Closed rirze closed 3 years ago
Hi, It should be totally possible to run this in a Lambda function. I was wondering if there were use-cases for this before to develop anything. I never seen a conversion lasting more than 15 mins and anyway, the processing is restartable so Lambda timeouts does not look a concern.
The only attention point I see is to forbid parallel conversion of the same instance Id (=race condition with unpredictable result) but it can be addressed...
I’m wondering about the kind of trigger to be supported: SQS? Direct Lambda invocation? In your use-case, what’s matter? And also what is the motivation to use Lambda instead of cmdline?
PS: Starting from v0.7.0, you can do already your own Lambda wrapper as the main() function takes an array of arguments that you can provide yourself...
Thanks for the reply! For my particular use case, we don't have any standalone full-time EC2 instances in the same account and are looking to run some spot instances. Running it in a Lambda would save some cost there. It also opens the possibility of using triggers as you mentioned.
Could you talk more about the potential race condition?

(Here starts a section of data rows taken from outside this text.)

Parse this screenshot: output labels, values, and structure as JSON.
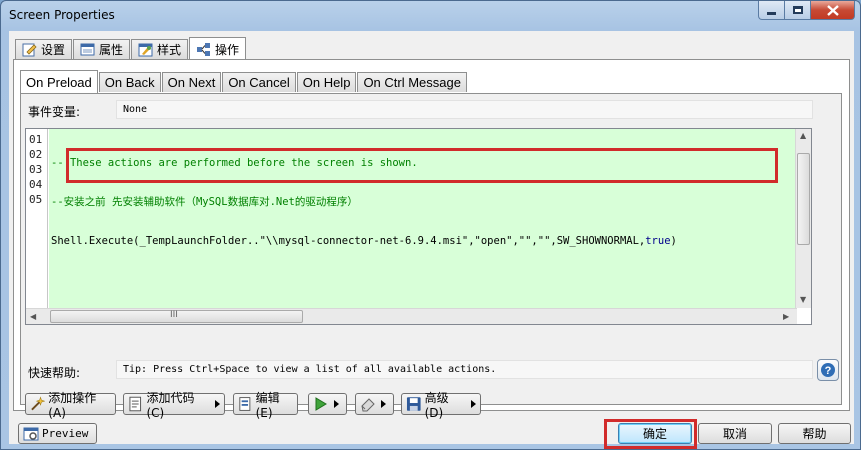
{
  "window": {
    "title": "Screen Properties"
  },
  "top_tabs": [
    {
      "label": "设置",
      "icon": "edit-icon"
    },
    {
      "label": "属性",
      "icon": "window-icon"
    },
    {
      "label": "样式",
      "icon": "style-icon"
    },
    {
      "label": "操作",
      "icon": "actions-icon",
      "active": true
    }
  ],
  "inner_tabs": [
    {
      "label": "On Preload",
      "active": true
    },
    {
      "label": "On Back"
    },
    {
      "label": "On Next"
    },
    {
      "label": "On Cancel"
    },
    {
      "label": "On Help"
    },
    {
      "label": "On Ctrl Message"
    }
  ],
  "event_var": {
    "label": "事件变量:",
    "value": "None"
  },
  "editor": {
    "line_numbers": [
      "01",
      "02",
      "03",
      "04",
      "05"
    ],
    "lines": [
      "-- These actions are performed before the screen is shown.",
      "--安装之前 先安装辅助软件（MySQL数据库对.Net的驱动程序）",
      "Shell.Execute(_TempLaunchFolder..\"\\\\mysql-connector-net-6.9.4.msi\",\"open\",\"\",\"\",SW_SHOWNORMAL,",
      "",
      ""
    ],
    "line3_keyword": "true",
    "line3_close": ")",
    "scroll_grip": "III",
    "background": "#d8ffd8",
    "highlight_color": "#d12b2b"
  },
  "quick_help": {
    "label": "快速帮助:",
    "value": "Tip: Press Ctrl+Space to view a list of all available actions."
  },
  "toolbar": {
    "add_action": "添加操作(A)",
    "add_code": "添加代码(C)",
    "edit": "编辑(E)",
    "advanced": "高级(D)"
  },
  "bottom": {
    "preview": "Preview",
    "ok": "确定",
    "cancel": "取消",
    "help": "帮助"
  }
}
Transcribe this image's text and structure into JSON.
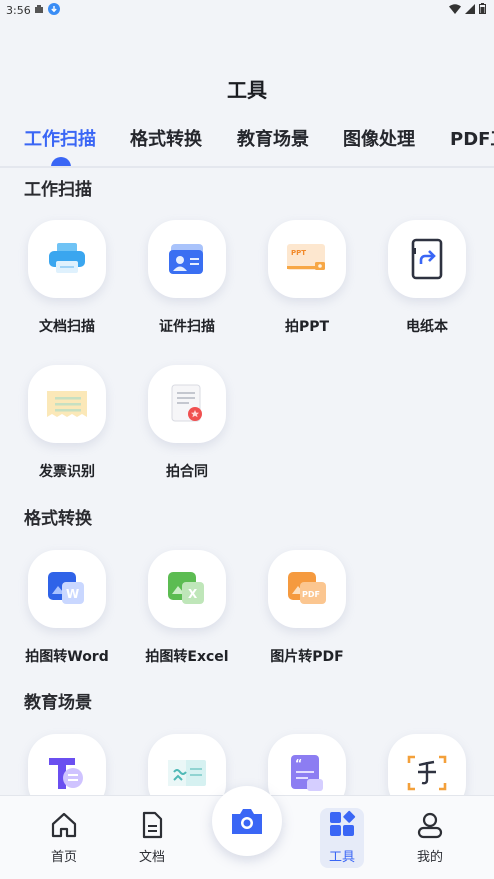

I'm willing to contribute if it'll help.
The race condition is just about locking. Currently, there is no lock mechanism and if you launch 2 executions of the tool to convert the same EC2 instance, for sure, bad things will happen. In command line mode, this situation is unlikely but if placed in a Lambda, such events could occur more easily (as Lambda autoscale in parallell by default). Today, a way to prevent this to happen would be to set Lambda concurrency to 1 and thus, it enforces that only one Lambda (so conversion) can happen at a time limiting the overall conversion rate but removing the race condition. May be, this work around can fit your need in short term with no change to the code base...
For my understanding, as you do not have yet EC2 instances in your account, why to not create Spot instances directly? (You should not have the need for this tool as you do not have existing instances...)
That's a fair point, but I'm really interested in the "switching back and forth" between spot and on-demand. It might end up that we may maintain a schedule or need to scale up or down in response to load for example.
This tool is really meant to deal with 'Pet' machines (=legacy VM typically coming from a Lift&Shift migration). As you are starting "from scratch", I strongly advise you to consider a more Cloud Native way of dealing with resources. Did you look at 'Spot fleet'? https://docs.aws.amazon.com/AWSEC2/latest/UserGuide/spot-fleet.html
Combined with autoscaling group, it should give you more value than this tool. You will be able to adjust the ratio of On-Demand and Spot so may give you the "back and forth" aspects you are looking for.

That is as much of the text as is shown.